Technological research direction: Scalable Machine Learning & AI

The PetaFLOP AARTFAAC Data-Reduction Engine

Dr. John Romein (Netherlands Institute for Radio Astronomy)

AARTFAAC is an all-sky radio telescope and transient-detection facility. It piggybacks on raw data from a limited number of antennas of the LOFAR telescope. Last year, the AARTFAAC 2.0 program started, which combines a planned telescope upgrade with better transient-detection capabilities and new science cases.

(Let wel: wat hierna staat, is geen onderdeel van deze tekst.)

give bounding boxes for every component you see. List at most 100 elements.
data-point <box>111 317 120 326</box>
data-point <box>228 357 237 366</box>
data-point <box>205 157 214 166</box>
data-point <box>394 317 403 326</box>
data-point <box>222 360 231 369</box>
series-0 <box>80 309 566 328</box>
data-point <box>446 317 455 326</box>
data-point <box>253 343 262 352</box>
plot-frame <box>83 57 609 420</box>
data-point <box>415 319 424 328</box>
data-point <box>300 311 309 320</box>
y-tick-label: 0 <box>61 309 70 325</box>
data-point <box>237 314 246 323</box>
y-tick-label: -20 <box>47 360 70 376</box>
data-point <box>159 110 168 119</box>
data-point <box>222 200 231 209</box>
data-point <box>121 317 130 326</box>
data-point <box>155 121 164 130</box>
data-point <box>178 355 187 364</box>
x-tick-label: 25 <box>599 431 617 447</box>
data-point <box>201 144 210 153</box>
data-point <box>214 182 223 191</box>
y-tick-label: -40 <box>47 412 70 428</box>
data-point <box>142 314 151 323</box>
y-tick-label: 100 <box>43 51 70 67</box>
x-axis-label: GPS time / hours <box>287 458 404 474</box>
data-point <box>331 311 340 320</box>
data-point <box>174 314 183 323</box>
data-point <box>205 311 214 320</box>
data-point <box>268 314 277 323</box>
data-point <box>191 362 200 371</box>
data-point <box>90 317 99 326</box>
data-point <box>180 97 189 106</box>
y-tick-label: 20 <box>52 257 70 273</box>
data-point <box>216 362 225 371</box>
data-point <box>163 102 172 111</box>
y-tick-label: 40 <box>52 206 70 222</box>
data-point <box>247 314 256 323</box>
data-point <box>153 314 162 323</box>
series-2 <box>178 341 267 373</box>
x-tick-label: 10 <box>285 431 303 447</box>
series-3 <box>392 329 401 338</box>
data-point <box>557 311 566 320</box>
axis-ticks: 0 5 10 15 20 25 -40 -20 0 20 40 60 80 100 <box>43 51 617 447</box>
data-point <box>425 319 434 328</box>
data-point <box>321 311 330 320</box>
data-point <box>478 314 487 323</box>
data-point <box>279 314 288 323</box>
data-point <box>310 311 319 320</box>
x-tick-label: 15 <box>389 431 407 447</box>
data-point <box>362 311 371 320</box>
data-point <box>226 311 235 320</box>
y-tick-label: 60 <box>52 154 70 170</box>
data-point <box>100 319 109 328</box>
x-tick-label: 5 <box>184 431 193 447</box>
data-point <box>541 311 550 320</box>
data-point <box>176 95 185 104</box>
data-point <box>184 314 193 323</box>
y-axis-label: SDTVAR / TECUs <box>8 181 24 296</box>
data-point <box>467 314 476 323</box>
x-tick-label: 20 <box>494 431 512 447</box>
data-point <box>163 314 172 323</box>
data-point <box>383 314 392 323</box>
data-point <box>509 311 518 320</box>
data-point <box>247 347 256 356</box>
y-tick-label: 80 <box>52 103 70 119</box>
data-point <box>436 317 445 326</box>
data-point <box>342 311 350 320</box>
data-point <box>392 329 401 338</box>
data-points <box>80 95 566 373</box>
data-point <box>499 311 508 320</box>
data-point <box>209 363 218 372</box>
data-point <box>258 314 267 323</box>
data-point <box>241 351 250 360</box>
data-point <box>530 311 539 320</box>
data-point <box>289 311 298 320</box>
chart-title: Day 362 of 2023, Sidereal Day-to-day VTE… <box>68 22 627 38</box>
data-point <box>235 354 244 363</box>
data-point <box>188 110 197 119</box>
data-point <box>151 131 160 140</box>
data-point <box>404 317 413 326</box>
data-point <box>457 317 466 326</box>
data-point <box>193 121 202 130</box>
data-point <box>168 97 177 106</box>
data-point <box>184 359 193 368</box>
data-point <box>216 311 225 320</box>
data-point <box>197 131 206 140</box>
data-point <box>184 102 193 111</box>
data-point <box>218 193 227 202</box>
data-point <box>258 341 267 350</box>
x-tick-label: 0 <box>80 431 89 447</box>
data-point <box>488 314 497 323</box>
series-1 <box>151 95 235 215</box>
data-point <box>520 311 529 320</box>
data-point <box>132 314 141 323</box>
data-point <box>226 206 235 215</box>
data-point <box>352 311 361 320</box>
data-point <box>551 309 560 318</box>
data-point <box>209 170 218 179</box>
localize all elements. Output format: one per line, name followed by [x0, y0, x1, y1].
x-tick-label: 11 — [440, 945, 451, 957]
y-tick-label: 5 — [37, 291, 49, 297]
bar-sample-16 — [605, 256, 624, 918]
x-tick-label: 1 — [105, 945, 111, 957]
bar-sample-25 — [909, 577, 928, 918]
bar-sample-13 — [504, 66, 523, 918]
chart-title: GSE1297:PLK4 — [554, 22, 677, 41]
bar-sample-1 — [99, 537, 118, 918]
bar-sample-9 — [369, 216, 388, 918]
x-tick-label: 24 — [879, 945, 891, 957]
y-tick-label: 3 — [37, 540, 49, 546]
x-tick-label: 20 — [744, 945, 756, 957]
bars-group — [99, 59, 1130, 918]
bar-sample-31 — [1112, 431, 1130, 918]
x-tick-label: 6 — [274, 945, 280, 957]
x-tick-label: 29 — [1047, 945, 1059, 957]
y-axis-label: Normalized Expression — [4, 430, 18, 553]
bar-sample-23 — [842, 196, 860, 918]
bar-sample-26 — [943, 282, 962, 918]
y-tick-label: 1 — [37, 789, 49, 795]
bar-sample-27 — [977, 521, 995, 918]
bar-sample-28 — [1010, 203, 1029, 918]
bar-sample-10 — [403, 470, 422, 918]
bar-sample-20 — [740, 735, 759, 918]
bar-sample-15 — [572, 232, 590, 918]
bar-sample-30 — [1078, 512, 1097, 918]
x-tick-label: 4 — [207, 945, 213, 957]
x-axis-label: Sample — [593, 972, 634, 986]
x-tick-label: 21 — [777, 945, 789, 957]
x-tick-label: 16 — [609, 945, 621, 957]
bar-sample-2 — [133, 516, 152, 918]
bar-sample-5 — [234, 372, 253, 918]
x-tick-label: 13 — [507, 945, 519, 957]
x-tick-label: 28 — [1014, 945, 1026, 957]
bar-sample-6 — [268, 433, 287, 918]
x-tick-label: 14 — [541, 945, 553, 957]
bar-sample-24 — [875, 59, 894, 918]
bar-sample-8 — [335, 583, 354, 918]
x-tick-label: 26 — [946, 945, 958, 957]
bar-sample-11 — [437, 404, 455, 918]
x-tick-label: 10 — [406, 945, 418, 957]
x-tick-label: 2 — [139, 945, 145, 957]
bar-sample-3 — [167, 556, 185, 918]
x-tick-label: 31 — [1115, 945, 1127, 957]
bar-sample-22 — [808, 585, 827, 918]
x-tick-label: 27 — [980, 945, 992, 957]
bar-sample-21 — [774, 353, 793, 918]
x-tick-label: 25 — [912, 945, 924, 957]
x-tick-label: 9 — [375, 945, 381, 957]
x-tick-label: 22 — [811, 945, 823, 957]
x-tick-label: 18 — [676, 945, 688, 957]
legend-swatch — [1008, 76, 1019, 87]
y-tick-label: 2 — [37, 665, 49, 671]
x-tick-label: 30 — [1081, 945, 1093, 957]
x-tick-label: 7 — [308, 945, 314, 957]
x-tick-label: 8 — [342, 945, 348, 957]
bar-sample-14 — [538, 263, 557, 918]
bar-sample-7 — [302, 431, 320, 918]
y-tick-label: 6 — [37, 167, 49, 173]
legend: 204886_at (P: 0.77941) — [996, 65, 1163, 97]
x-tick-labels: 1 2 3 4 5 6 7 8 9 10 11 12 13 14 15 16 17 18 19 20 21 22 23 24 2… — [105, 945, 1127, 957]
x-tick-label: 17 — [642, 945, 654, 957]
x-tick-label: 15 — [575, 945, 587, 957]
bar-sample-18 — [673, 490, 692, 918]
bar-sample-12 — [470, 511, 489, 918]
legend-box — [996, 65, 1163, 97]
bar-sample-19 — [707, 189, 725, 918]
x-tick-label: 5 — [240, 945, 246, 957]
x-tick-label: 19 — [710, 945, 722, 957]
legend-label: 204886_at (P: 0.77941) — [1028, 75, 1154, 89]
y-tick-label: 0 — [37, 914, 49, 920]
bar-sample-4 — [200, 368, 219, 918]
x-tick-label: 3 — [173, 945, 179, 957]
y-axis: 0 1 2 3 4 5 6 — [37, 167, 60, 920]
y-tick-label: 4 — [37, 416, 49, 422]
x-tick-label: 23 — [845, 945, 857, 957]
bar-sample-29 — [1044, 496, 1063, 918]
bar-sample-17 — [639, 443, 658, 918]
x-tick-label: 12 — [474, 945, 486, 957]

The project will improve the AARTFAAC processing pipeline in order to: 

  • incorporate algorithmic improvements and new GPU technologies to permit scaling to larger collecting area, larger bandwidth and higher resolution;
  • detect transients well within 7 seconds to allow triggering of the TBBs and alert other instruments;
  • provide near real-time calibrated data/images for space-weather and ionospheric monitoring;
  • facilitate other science cases by providing intermediate data products.

Technological research direction: Processing of Streaming Data

Scaling up Pangenomics for Plant Breeding

Dr. Sandra Smit (Wageningen University)

Modern plant research is being transformed to a data-driven endeavor. A main driver of this development is the continuous reduction in DNA sequencing costs – reconstructing the complete genome of a plant from short DNA sequences or finding genetic variants with respect to a reference genome are applications where large amounts of sequencing data are generated and applied to study plants and to accelerate and improve breeding. Traditional approaches to compare genomes, centered on a single reference, no longer suffice and therefore the field of genomics is switching to so-called pangenome approaches. Several novel graph-based data structures and algorithms are under development, but none of these can handle the numbers of large plant genomes required in modern research and in applications in plant breeding. This project will improve the scalability of a promising pangenome approach, called PanTools, using eScience technologies. 

Technological research direction: Large-Scale (Distributed) Data Organization, Management & Semantics.